User ID            0
Gender             0
Age                0
EstimatedSalary    0
Purchased          0
dtype: int64


In [39]:
data.drop(columns = ['User ID'], inplace = True)

In [40]:
encoder = OneHotEncoder(sparse_output = False, handle_unknown = 'ignore')
encoded_arr = encoder.fit_transform(data[['Gender']])
feature_names = encoder.get_feature_names_out()
encoded_df = pd.DataFrame(encoded_arr, columns = feature_names)
data = pd.concat([data.drop(columns=['Gender']), encoded_df], axis=1)

In [44]:
X_train, X_test, y_train, y_test = train_test_split(
    data.drop(columns=['Purchased']),
    data['Purchased'],
    test_size=0.2,
    random_state = 42,
    stratify = data['Purchased'] #Making sure that train and test data has equal percentage of purchases
)
    
#Now we need to apply the feature scaling
scaler = StandardScaler().fit(X_train)
X_train_scaled = scaler.transform(X_train)
X_test_scaled = scaler.transform(X_test)

X_train_scaled = pd.DataFrame(X_train_scaled, columns=X_train.columns, index=X_train.index)
X_test_scaled = pd.DataFrame(X_test_scaled, columns=X_test.columns, index=X_test.index)

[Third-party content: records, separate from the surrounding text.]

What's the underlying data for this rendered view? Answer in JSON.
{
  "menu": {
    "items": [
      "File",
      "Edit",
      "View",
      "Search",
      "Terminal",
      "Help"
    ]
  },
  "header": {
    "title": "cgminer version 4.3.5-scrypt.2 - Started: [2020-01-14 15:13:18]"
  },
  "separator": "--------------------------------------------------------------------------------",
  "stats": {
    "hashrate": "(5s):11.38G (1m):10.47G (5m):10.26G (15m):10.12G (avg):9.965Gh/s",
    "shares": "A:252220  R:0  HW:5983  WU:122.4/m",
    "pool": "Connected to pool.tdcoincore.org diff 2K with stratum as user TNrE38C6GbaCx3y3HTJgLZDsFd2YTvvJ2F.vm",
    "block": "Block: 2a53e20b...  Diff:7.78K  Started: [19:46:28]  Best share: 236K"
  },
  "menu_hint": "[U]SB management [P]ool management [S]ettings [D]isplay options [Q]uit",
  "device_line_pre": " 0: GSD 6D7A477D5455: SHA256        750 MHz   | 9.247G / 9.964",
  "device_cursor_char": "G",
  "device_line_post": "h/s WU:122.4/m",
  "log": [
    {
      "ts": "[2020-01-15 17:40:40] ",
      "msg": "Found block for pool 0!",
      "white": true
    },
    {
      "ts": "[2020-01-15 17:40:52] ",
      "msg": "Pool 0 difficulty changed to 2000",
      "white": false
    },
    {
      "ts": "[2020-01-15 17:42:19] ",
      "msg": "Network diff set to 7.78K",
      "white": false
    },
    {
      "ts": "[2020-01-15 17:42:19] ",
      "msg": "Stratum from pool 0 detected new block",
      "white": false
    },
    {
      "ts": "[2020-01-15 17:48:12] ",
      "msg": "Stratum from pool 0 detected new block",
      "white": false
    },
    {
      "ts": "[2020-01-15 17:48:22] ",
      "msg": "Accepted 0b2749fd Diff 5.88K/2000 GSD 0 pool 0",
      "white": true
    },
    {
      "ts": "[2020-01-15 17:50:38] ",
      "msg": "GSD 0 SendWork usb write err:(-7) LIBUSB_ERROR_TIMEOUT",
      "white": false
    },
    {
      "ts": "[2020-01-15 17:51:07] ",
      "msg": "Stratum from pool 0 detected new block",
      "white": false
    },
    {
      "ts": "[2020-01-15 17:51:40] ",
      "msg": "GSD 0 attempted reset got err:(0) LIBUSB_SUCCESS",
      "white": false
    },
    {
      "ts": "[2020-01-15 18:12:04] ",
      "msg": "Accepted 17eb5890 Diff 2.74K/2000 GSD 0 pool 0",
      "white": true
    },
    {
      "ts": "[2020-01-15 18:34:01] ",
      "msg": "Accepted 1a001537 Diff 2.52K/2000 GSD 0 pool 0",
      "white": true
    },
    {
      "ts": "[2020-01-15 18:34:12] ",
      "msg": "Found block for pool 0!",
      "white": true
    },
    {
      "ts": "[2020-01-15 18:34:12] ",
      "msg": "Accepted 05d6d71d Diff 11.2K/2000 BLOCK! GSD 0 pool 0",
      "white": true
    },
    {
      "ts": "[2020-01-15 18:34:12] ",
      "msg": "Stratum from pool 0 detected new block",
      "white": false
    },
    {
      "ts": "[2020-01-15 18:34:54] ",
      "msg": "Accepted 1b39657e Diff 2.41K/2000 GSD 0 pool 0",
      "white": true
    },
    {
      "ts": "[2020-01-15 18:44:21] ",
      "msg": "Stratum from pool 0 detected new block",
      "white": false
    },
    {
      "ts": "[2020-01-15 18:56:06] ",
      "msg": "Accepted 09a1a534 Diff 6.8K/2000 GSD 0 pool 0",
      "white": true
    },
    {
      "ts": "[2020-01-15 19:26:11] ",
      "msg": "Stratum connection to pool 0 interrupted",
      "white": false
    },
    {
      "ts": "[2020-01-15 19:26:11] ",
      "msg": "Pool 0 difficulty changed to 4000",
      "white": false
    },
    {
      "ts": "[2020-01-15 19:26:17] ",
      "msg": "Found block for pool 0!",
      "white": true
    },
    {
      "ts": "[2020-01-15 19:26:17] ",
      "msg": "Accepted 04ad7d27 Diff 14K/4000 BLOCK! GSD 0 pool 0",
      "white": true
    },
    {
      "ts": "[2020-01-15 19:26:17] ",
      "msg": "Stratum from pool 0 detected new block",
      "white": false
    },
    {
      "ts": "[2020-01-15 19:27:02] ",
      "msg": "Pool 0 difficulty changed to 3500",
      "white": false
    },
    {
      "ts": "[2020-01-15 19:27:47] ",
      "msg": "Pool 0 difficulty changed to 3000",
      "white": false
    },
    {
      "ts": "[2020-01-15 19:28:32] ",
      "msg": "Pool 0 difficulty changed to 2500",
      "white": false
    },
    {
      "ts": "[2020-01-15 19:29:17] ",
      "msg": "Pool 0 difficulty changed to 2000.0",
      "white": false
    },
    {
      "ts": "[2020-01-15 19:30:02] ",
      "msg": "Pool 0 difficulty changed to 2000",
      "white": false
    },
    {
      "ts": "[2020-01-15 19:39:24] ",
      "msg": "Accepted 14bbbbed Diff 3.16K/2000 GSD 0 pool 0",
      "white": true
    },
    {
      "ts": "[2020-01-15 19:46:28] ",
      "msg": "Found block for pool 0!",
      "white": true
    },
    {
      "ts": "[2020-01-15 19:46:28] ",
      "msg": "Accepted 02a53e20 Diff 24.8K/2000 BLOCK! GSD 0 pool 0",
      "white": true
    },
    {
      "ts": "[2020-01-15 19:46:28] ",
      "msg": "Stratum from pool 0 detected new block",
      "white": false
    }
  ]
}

Let's now consider different models

In [45]:
#Logistic Regression
parameters_grid = {
    'C' : [0.01, 0.1, 1.0, 10.0, 100.0],
    'solver' : ['saga', 'liblinear'],
    'penalty': ['l1', 'l2'],
}
reg = LogisticRegression(max_iter = 1000)
grid_search = GridSearchCV(reg, parameters_grid, cv = 8, n_jobs = -1)
grid_search.fit(X_train, y_train)
best_logi_reg = grid_search.best_estimator_
y_pred_logi_reg = best_logi_reg.predict(X_test)

#K Nearest Neighbours
parameters_grid = {
    'n_neighbors': np.arange(2, 10, 1),
    'weights': ['uniform', 'distance'],
    'metric': ['euclidean', 'manhattan'], 
}
knn = KNeighborsClassifier()
grid_search_knn = GridSearchCV(knn, parameters_grid, cv = 8, n_jobs = -1)
grid_search_knn.fit(X_train, y_train)
best_knn = grid_search_knn.best_estimator_
y_pred_knn = best_knn.predict(X_test)


#Naive Gaussian Bayes
gauss_nb = GaussianNB()
gauss_nb.fit(X_train, y_train)
y_pred_gauss = gauss_nb.predict(X_test)

metrics = {
    "Logistic Regression": {
        "accuracy": accuracy_score(y_test, y_pred_logi_reg),
        "precision": precision_score(y_test, y_pred_logi_reg, average="weighted"),
        "recall": recall_score(y_test, y_pred_logi_reg, average="weighted"),
        "f1_score": f1_score(y_test, y_pred_logi_reg, average="weighted"),
    },
    "KNN": {
        "accuracy": accuracy_score(y_test, y_pred_knn),
        "precision": precision_score(y_test, y_pred_knn, average="weighted"),
        "recall": recall_score(y_test, y_pred_knn, average="weighted"),
        "f1_score": f1_score(y_test, y_pred_knn, average="weighted"),
    },
    "Naive Bayes": {
        "accuracy": accuracy_score(y_test, y_pred_gauss),
        "precision": precision_score(y_test, y_pred_gauss, average="weighted"),
        "recall": recall_score(y_test, y_pred_gauss, average="weighted"),
        "f1_score": f1_score(y_test, y_pred_gauss, average="weighted"),
    }
}

In [46]:
metrics

{'Logistic Regression': {'accuracy': 0.775,
  'precision': 0.7842436974789916,
  'recall': 0.775,
  'f1_score': 0.7574942791762014},
 'KNN': {'accuracy': 0.7375,
  'precision': 0.7347894265232975,
  'recall': 0.7375,
  'f1_score': 0.7195584635661835},
 'Naive Bayes': {'accuracy': 0.875,
  'precision': 0.8741264849755416,
  'recall': 0.875,
  'f1_score': 0.8739697802197803}}

So we can conclude that K nearest neighbours is the most ortimal model for solving the following task.